The NACDL has a special place in my heart, because my membership in the group was a critical catalyst in my transitioning in 1991 from working at corporate law firm to becoming a public defender lawyer.

My catalyzed path to switching to criminal defense was influenced not only by the NACDL but also by High Times followed by then-NORML national director Don Fiedler followed by NACDL. In 1990, I first took out a subscription to High Times magazine in protest over a Louisiana federal prosecutor’s subpoenaing the magazine’s advertiser records — as reported by Index on Censorship — in an apparent effort to clamp down on hydroponic sellers and customers, and various other suspected marijuana-related vendors. I wrote to then-attorney general Dick Thornburgh about my protest, and cc’d it to High Times; I received a reply from neither. I read each issue, and perhaps the most beneficial article was the one on then-NORML national director Don Fiedler, whom I discuss here.

Not long after starting my High Times subscription in those days before Al Gore discovered the Internet, I received an issue with an interview and full-page interview of the late Nebraska criminal defense lawyer Don Fiedler, who at the time was the national director of the National Organization for the Reform of Marijuana Laws (NORML), which then seemed to be operating on a limited budget and probably a lot of love by Don and NORML’s board members.

I then met Don in the flesh at the April 1990 Earth Day in Washington, DC, where, among other things, he was showing people items made of hemp. I was floored; I had not yet hobnobbed with those in the marijuana legalization movement, something that would change within a few months with my attending a hempfest across the White House and the annual NORML conference that was held in Washington, D.C. in 1990. Don and I met for lunch a few months later, after I wrote him a letter offering NORML pro bono help; this was before the days of e-mail. I next saw Don in January 1991, when, during the second weekend anti-Gulf War I march, he was marching with NORML t-shirts for sale that read "HEMP FOR OIL, NOT BLOOD."

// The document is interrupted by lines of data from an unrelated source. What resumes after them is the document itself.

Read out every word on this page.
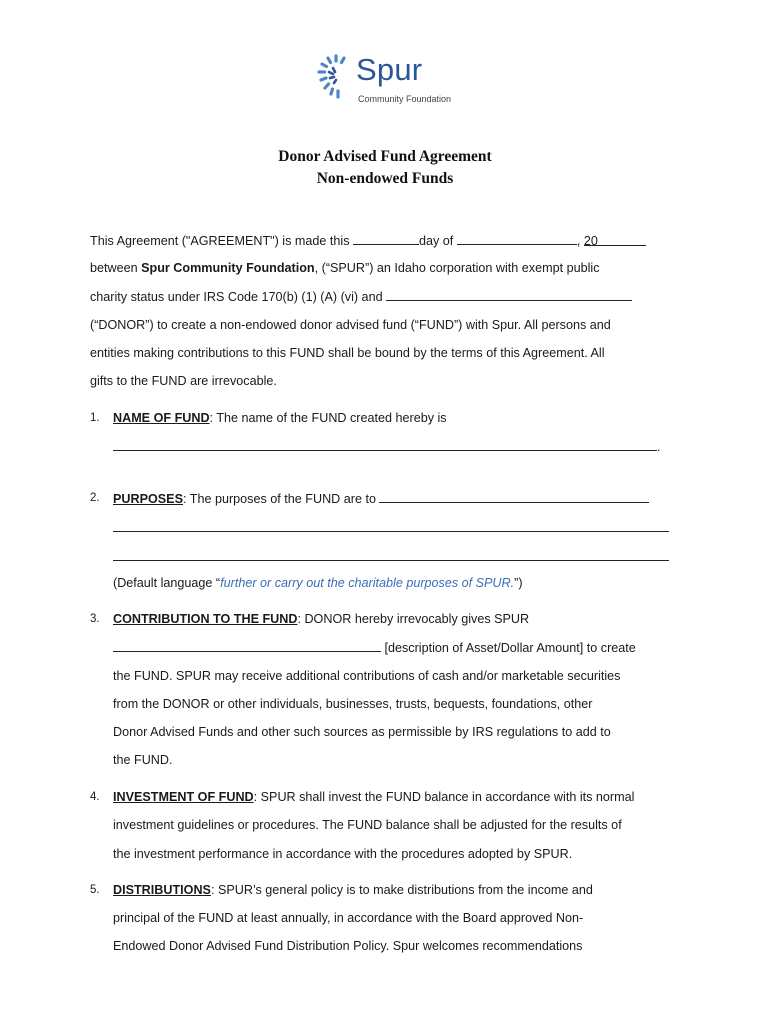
Spur
Community Foundation
Donor Advised Fund Agreement
Non-endowed Funds
This Agreement ("AGREEMENT") is made this	day of	, 20
between Spur Community Foundation, (“SPUR”) an Idaho corporation with exempt public
charity status under IRS Code 170(b) (1) (A) (vi) and
(“DONOR”) to create a non-endowed donor advised fund (“FUND”) with Spur. All persons and
entities making contributions to this FUND shall be bound by the terms of this Agreement. All
gifts to the FUND are irrevocable.
1. NAME OF FUND: The name of the FUND created hereby is
.
2. PURPOSES: The purposes of the FUND are to
(Default language “further or carry out the charitable purposes of SPUR.”)
3. CONTRIBUTION TO THE FUND: DONOR hereby irrevocably gives SPUR
[description of Asset/Dollar Amount] to create
the FUND. SPUR may receive additional contributions of cash and/or marketable securities
from the DONOR or other individuals, businesses, trusts, bequests, foundations, other
Donor Advised Funds and other such sources as permissible by IRS regulations to add to
the FUND.
4. INVESTMENT OF FUND: SPUR shall invest the FUND balance in accordance with its normal
investment guidelines or procedures. The FUND balance shall be adjusted for the results of
the investment performance in accordance with the procedures adopted by SPUR.
5. DISTRIBUTIONS: SPUR’s general policy is to make distributions from the income and
principal of the FUND at least annually, in accordance with the Board approved Non-
Endowed Donor Advised Fund Distribution Policy. Spur welcomes recommendations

I called up Don not long after, and told him of my desire to switch to criminal defense from my 25-lawyer corporate law firm, where I did litigation and regulatory work for financial institutions and transportation companies. Since he knew I did not want to prosecute, he recommended starting with a public defender office or opening my own firm, since salaried job openings for private blue collar criminal defense lawyers without criminal defense experience was a tough nut to crack. Don continued encouraging my dream to switch to criminal defense. He sponsored my application to the National Association of Criminal Defense Lawyers, which, curiously, at the time had as its executive director Keith Stroup, who was the first national director of the very NORML organization that Don was then leading.

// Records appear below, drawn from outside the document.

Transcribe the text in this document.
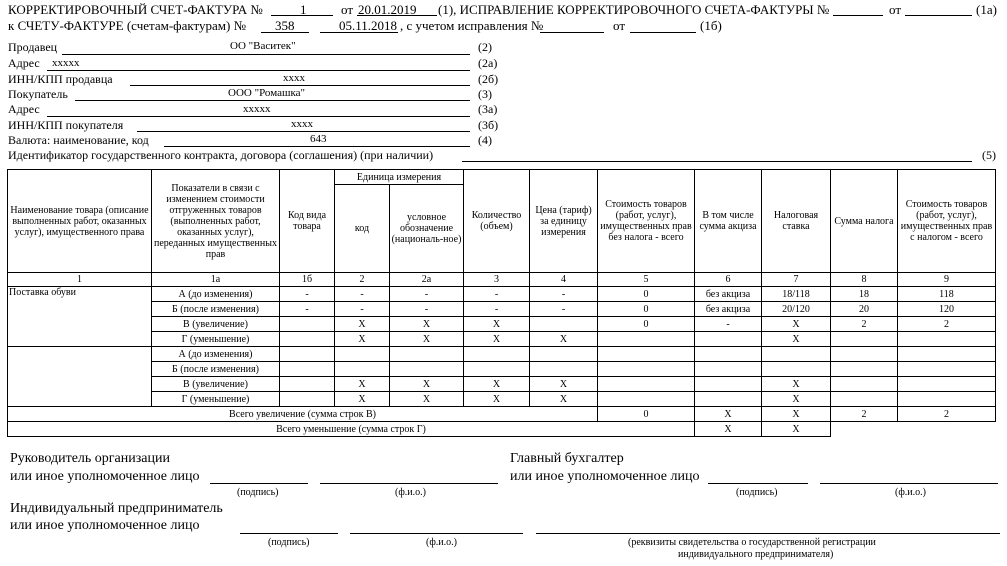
КОРРЕКТИРОВОЧНЫЙ СЧЕТ-ФАКТУРА №	1	от 20.01.2019 (1), ИСПРАВЛЕНИЕ КОРРЕКТИРОВОЧНОГО СЧЕТА-ФАКТУРЫ №	от	(1а)
к СЧЕТУ-ФАКТУРЕ (счетам-фактурам) № 358	05.11.2018 , с учетом исправления №	от	(1б)
Продавец	ОО "Васитек"	(2)
Адрес ххххх	(2а)
ИНН/КПП продавца	хххх	(2б)
Покупатель	ООО "Ромашка"	(3)
Адрес	ххххх	(3а)
ИНН/КПП покупателя	хххх	(3б)
Валюта: наименование, код	643	(4)
Идентификатор государственного контракта, договора (соглашения) (при наличии)	(5)
Наименование товара (описание выполненных работ, оказанных услуг), имущественного права	Показатели в связи с изменением стоимости отгруженных товаров (выполненных работ, оказанных услуг), переданных имущественных прав	Код вида товара	Единица измерения		Количество (объем)	Цена (тариф) за единицу измерения	Стоимость товаров (работ, услуг), имущественных прав без налога - всего	В том числе сумма акциза	Налоговая ставка	Сумма налога	Стоимость товаров (работ, услуг), имущественных прав с налогом - всего
			код	условное обозначение (националь-ное)							
1	1а	1б	2	2а	3	4	5	6	7	8	9
Поставка обуви	А (до изменения)	-	-	-	-	-	0	без акциза	18/118	18	118
	Б (после изменения)	-	-	-	-	-	0	без акциза	20/120	20	120
	В (увеличение)		X	X	X		0	-	X	2	2
	Г (уменьшение)		X	X	X	X			X		
	А (до изменения)										
	Б (после изменения)										
	В (увеличение)		X	X	X	X			X		
	Г (уменьшение)		X	X	X	X			X		
Всего увеличение (сумма строк В)							0	X	X	2	2
Всего уменьшение (сумма строк Г)								X	X		
Руководитель организации
или иное уполномоченное лицо
(подпись)	(ф.и.о.)
Главный бухгалтер
или иное уполномоченное лицо
(подпись)	(ф.и.о.)
Индивидуальный предприниматель
или иное уполномоченное лицо
(подпись)	(ф.и.о.)	(реквизиты свидетельства о государственной регистрации
индивидуального предпринимателя)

I attended my first NACDL meeting in spring 1991 in Philadelphia, where the topics included winning trials starting with interacting with the potential jury pool in the voir dire proceedings, and practicing criminal defense while being able to send one’s children to college. I sat in awe hearing longtime chief Chicago federal defender Terry McCarthy show with his very being how we can transcend the many hurdles to victory in defending criminal defendants (which is particularly optimistic when considering the huge conviction rate of federal felony defendants), was mesmerized by the late Pat Williams (who would say he was just five feet eighteen inches tall) who spoke about persuading jurors in the buckle of the bible belt, was floored to hear New York lawyer Gerald Lefcourt speak of his days defending Abbie Hoffman (who told Gerry that he needed Gerry to keep him out of jail so that he could keep doing his activism), and New York lawyer David Lewis who said that he and his eventual law partner concluded that nobody would hire them, so they hired each other and became law partners, with David getting a name for himself in those pre-Internet days in part by circulating articles he had written about important areas of the criminal defense practice.

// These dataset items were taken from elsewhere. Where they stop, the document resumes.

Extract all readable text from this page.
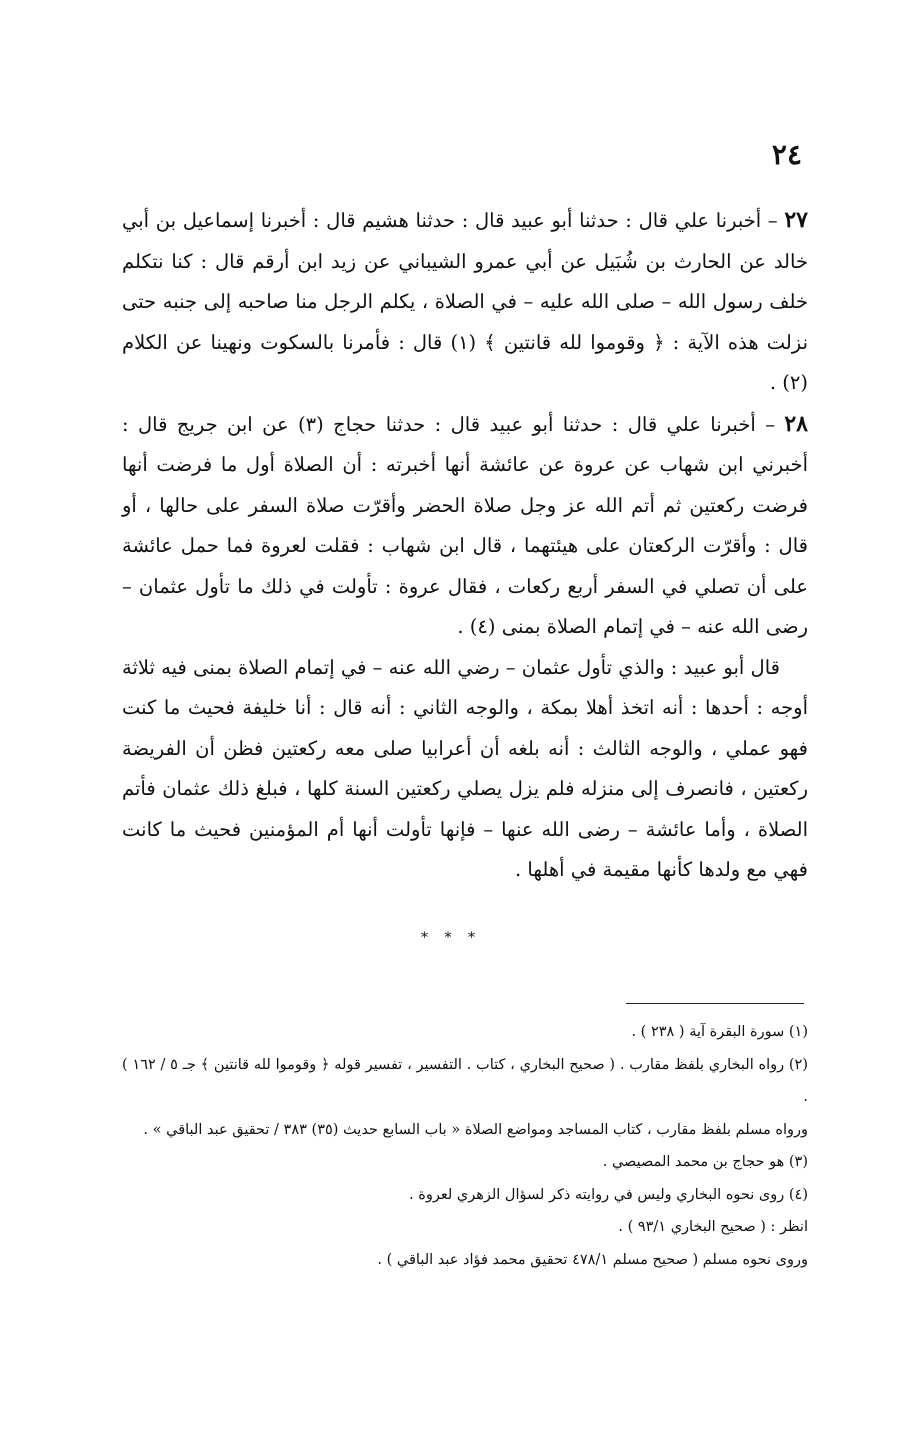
٢٤

٢٧ – أخبرنا علي قال : حدثنا أبو عبيد قال : حدثنا هشيم قال : أخبرنا إسماعيل بن أبي خالد عن الحارث بن شُبَيل عن أبي عمرو الشيباني عن زيد ابن أرقم قال : كنا نتكلم خلف رسول الله – صلى الله عليه – في الصلاة ، يكلم الرجل منا صاحبه إلى جنبه حتى نزلت هذه الآية : ﴿ وقوموا لله قانتين ﴾ (١) قال : فأمرنا بالسكوت ونهينا عن الكلام (٢) .

٢٨ – أخبرنا علي قال : حدثنا أبو عبيد قال : حدثنا حجاج (٣) عن ابن جريج قال : أخبرني ابن شهاب عن عروة عن عائشة أنها أخبرته : أن الصلاة أول ما فرضت أنها فرضت ركعتين ثم أتم الله عز وجل صلاة الحضر وأقرّت صلاة السفر على حالها ، أو قال : وأقرّت الركعتان على هيئتهما ، قال ابن شهاب : فقلت لعروة فما حمل عائشة على أن تصلي في السفر أربع ركعات ، فقال عروة : تأولت في ذلك ما تأول عثمان – رضى الله عنه – في إتمام الصلاة بمنى (٤) .

قال أبو عبيد : والذي تأول عثمان – رضي الله عنه – في إتمام الصلاة بمنى فيه ثلاثة أوجه : أحدها : أنه اتخذ أهلا بمكة ، والوجه الثاني : أنه قال : أنا خليفة فحيث ما كنت فهو عملي ، والوجه الثالث : أنه بلغه أن أعرابيا صلى معه ركعتين فظن أن الفريضة ركعتين ، فانصرف إلى منزله فلم يزل يصلي ركعتين السنة كلها ، فبلغ ذلك عثمان فأتم الصلاة ، وأما عائشة – رضى الله عنها – فإنها تأولت أنها أم المؤمنين فحيث ما كانت فهي مع ولدها كأنها مقيمة في أهلها .

* * *
(١) سورة البقرة آية ( ٢٣٨ ) .
(٢) رواه البخاري بلفظ مقارب . ( صحيح البخاري ، كتاب . التفسير ، تفسير قوله ﴿ وقوموا لله قانتين ﴾ جـ ٥ / ١٦٢ ) .
ورواه مسلم بلفظ مقارب ، كتاب المساجد ومواضع الصلاة « باب السابع حديث (٣٥) ٣٨٣ / تحقيق عبد الباقي » .
(٣) هو حجاج بن محمد المصيصي .
(٤) روى نحوه البخاري وليس في روايته ذكر لسؤال الزهري لعروة .
انظر : ( صحيح البخاري ٩٣/١ ) .
وروى نحوه مسلم ( صحيح مسلم ٤٧٨/١ تحقيق محمد فؤاد عبد الباقي ) .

By now, much of the foregoing items are basic for me. However, they are basic because I started learning and internalizing them early on in my criminal defense career

I felt invigorated to be around lawyers at this first NACDL meeting who were doing the battles I wanted to do. I wondered whether any meetings that my corporate law firm colleagues were attending came anywhere close to the fiery energy that I felt from so many at the NACDL meetings. I very much doubt it.

Three months after my first NACDL meeting, I got a trial lawyer position at the Maryland Public Defender’s Office. I deeply appreciated the mentorship and confidence that I received from lawyers at my now-previous corporate law firm — including the invaluable writing and pretrial experience I got there — but I never looked back, did not miss my fancy desk with a view just two blocks from the White House, and was totally invigorated, as I remain today.

For the next three years, I attended several NACDL meetings in such places as Chicago, Indianapolis and Rhode Island, together with two legislative fly-ins in Washington, D.C. Beyond the many excellent criminal defense lawyers I was already meeting in Maryland, the NACDL had some of the most stratospherically accomplished and energized criminal defense lawyers, who importantly were there to help their colleagues on the same path, including such angels as Judy Clark, Gerry Goldstein, Lisa Monet Wayne (whom I saw today for the first time in thirteen years), David Lewis, Andrea Lyon, and Nancy Hollander.

Through the NACDL, the National Criminal Defense College, the Trial Lawyers College and the First Amendment Lawyers Association, by now I know many great lawyers throughout the country who I can call (and they can call me) when needing to brainstorm or in any other kind of need. How blessed I am, for instance, that when I called a New Mexico public defender colleague in 1994 to share ideas on how I could clinch the New Mexico assistant federal public defender job that I was flying over to interview for, he invited me to stay overnight at his home (which invitation I did not anticipate nor seek, but deeply appreciated for the time to spend with this great person and lawyer before hitting the road southwards to the interview in Las Cruces). This is but one small example of the power of birds of a criminal defense feather lending our hands and hearts to each other.

Soon after I became a public defender lawyer, Don Fiedler strongly recommended that I attend the National Criminal Defense College’s Trial Practice Institute, also known as Macon, which I discuss here. NCDC’s Trial Practice Institute’s admissions chances were tough for public defender lawyers, because they comprised the vast number of applicants, and were not eligible for the private practitioner slots set aside for the Trial Practice Institute. I attended in 1994, where I was blessed with learning from SunWolf, John Delgado, Larry Pozner, Lisa Wayne, Ed Mallett, Andrea Lyon, and the list goes on. I was happier than a rat in a cheese factory.

My attendance at NACDL meetings tapered off to just attending the meetings in Washington, D.C., as I became my own boss in 1998 and added other national lawyer gatherings to the mix.

Today was my first NACDL meeting in over thirteen years. I bumped into many of the members whom I first met twenty-two years ago, and remembered again how so many of them spoke so kindly and generously with me when I was just starting out as a criminal defense lawyer, even though I had little experience to offer back to them. They all knew the necessity of sharing the gifts we have learned, with our colleagues and clients.

Tonight, I walked up to Kentucky lawyer Jerry Cox, and thanked him for having been such a mensch with me from the get go in 1991, with his kindness. In his typically ego-less fashion, Jerry was pleased to know that that was how he approached me. Jerry is but one example of the many NACDL members who have done the same with me since two decades ago.

The NACDL’s motto has been that with the NACDL, we criminal defense lawyers are never alone. I deeply thank and bow to the many NACDL members who have supported and inspired me along the path.